Steps in Topsis:

  1. Construct the Decision Matrix: Identify the alternatives and criteria, and construct a matrix with alternatives as rows and criteria as columns.
  2. Normalize the Decision Matrix: Normalize the values to make them dimensionless and comparable.
  3. Construct the Weighted Normalized Decision Matrix: Assign weights to each criterion based on their importance and construct the weighted normalized matrix.
  4. Determine the Positive and Negative Ideal Solutions: Identify the best (positive ideal) and worst (negative ideal) values for each criterion.
  5. Calculate the Separation Measures: Compute the Euclidean distance of each alternative from the positive and negative ideal solutions.
  6. Calculate the Relative Closeness to the Ideal Solution: Determine the closeness of each alternative to the ideal solution and rank the alternatives based on these values.

Advantages of Topsis:

–  Simplicity and Intuitive : TOPSIS is straightforward and easy to understand.

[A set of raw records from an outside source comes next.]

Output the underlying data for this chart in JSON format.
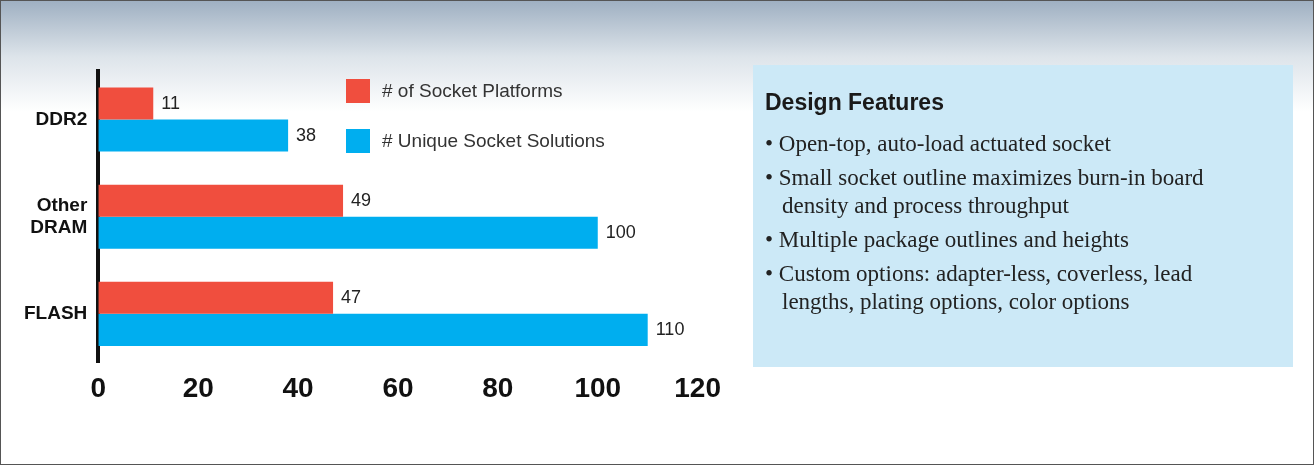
{
  "chart_data": [
    {
      "type": "bar",
      "orientation": "horizontal",
      "categories": [
        "DDR2",
        "Other DRAM",
        "FLASH"
      ],
      "series": [
        {
          "name": "# of Socket Platforms",
          "color": "#f04e3e",
          "values": [
            11,
            49,
            47
          ]
        },
        {
          "name": "# Unique Socket Solutions",
          "color": "#00aeef",
          "values": [
            38,
            100,
            110
          ]
        }
      ],
      "xlim": [
        0,
        120
      ],
      "xticks": [
        0,
        20,
        40,
        60,
        80,
        100,
        120
      ],
      "grid": false,
      "legend": "top right",
      "data_labels": true
    },
    {
      "type": "other",
      "title": "Design Features",
      "annotations": [
        "• Open-top, auto-load actuated socket",
        "• Small socket outline maximizes burn-in board density and process throughput",
        "• Multiple package outlines and heights",
        "• Custom options: adapter-less, coverless, lead lengths, plating options, color options"
      ]
    }
  ]
}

–  Efficiency : It efficiently handles large datasets and multiple criteria.

–  Flexibility : It can be adapted to various types of decision-making problems and different criteria weights.

  Limitations:

–  Subjectivity in Weight Assignment : The method’s results heavily depend on the weights assigned to the criteria, which can be subjective.

–  Compensation Effect : Poor performance in one criterion can be compensated by good performance in another, which may not always be desirable.

In summary, TOPSIS is a valuable tool in decision-making processes where multiple criteria need to be considered, providing a clear and rational way to rank and select the best alternatives.